The decipherment was met with two major obstacles: Mayan languages are relatively unknown to Maya scholars, and the combination writing system of phonography (representing vocal sounds) and logography (representing a word or phrase). After much time, a semi-universal syllabic chart was developed that enables the majority of glyphs to be read. Most (likely all) disagreements concerning this chart spawn from the ambiguity caused by the mixed writing system. It is likely, considering the use of glyphs did not carry over to future generations, that many Mayans did not know how to interpret these glyphs. Regional differences and, obviously, the Spanish Inquisition no doubt played a role in the end of this writing system. (Note: this is my opinion and is probably not shared by scholars who would laugh at my ignorance.)
Maya art was covered with equally complicated layers of linguistic clues. Murals, for example, show a single narrative with the image taking first importance, while the glyphs supplement. The 1970s in the New York art world proved lucrative for Mayan research. Michael Coe – leading Mayanist – was organizing a Maya ceramics exhibition when he noticed a trend among the glyphs printed on the utensils. He coined the trend the Primary Standard Sequence and made an intellectual, but ultimately uneducated, guess that they “referred to Maya mythical adventures in the Otherworld,” like the Egyptian book of the Dead (Robinson 143).

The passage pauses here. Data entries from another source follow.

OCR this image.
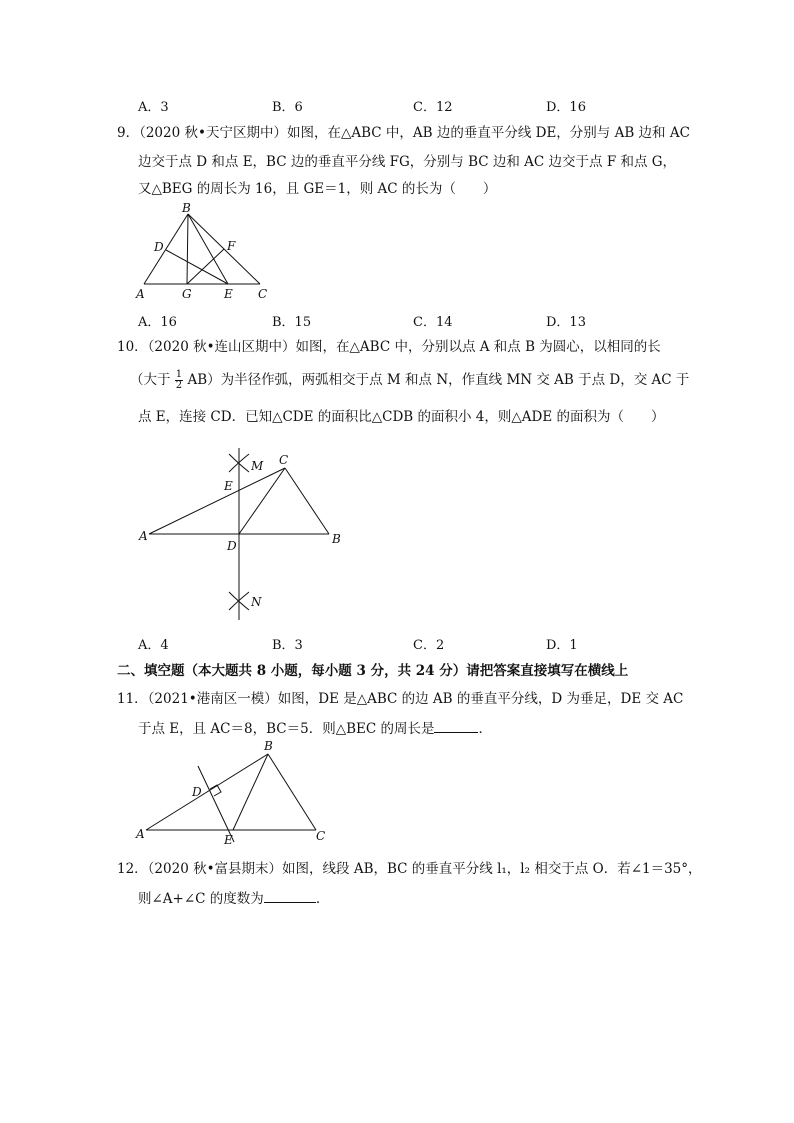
A．3	B．6	C．12	D．16
9．（2020 秋•天宁区期中）如图，在△ABC 中，AB 边的垂直平分线 DE，分别与 AB 边和 AC
边交于点 D 和点 E，BC 边的垂直平分线 FG，分别与 BC 边和 AC 边交于点 F 和点 G，
又△BEG 的周长为 16，且 GE＝1，则 AC 的长为（　　）
B
D	F
A	G	E C
A．16	B．15	C．14	D．13
10．（2020 秋•连山区期中）如图，在△ABC 中，分别以点 A 和点 B 为圆心，以相同的长
（大于 $\frac{1}{2} AB$）为半径作弧，两弧相交于点 M 和点 N，作直线 MN 交 AB 于点 D，交 AC 于
点 E，连接 CD．已知△CDE 的面积比△CDB 的面积小 4，则△ADE 的面积为（　　）
M C
E
A
D	B
N
A．4	B．3	C．2	D．1
二、填空题（本大题共 8 小题，每小题 3 分，共 24 分）请把答案直接填写在横线上
11．（2021•港南区一模）如图，DE 是△ABC 的边 AB 的垂直平分线，D 为垂足，DE 交 AC
于点 E，且 AC＝8，BC＝5．则△BEC 的周长是	．
B
D
A	E	C
12．（2020 秋•富县期末）如图，线段 AB，BC 的垂直平分线 l₁，l₂ 相交于点 O．若∠1＝35°，
则∠A+∠C 的度数为	．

He may have been wrong, but his unexpected discovery was valuable (and fun) nonetheless. After additional research, a few of the patterns were deciphered as “to drink” and “cacao.” The cup was sent to Hershey Foods Corporation where it was confirmed the residue from the cup was cacao. The glyphs of the cup identified the owner of the cup and the purpose of the cup. Practical, yet artistic; those Mayans fooled us all.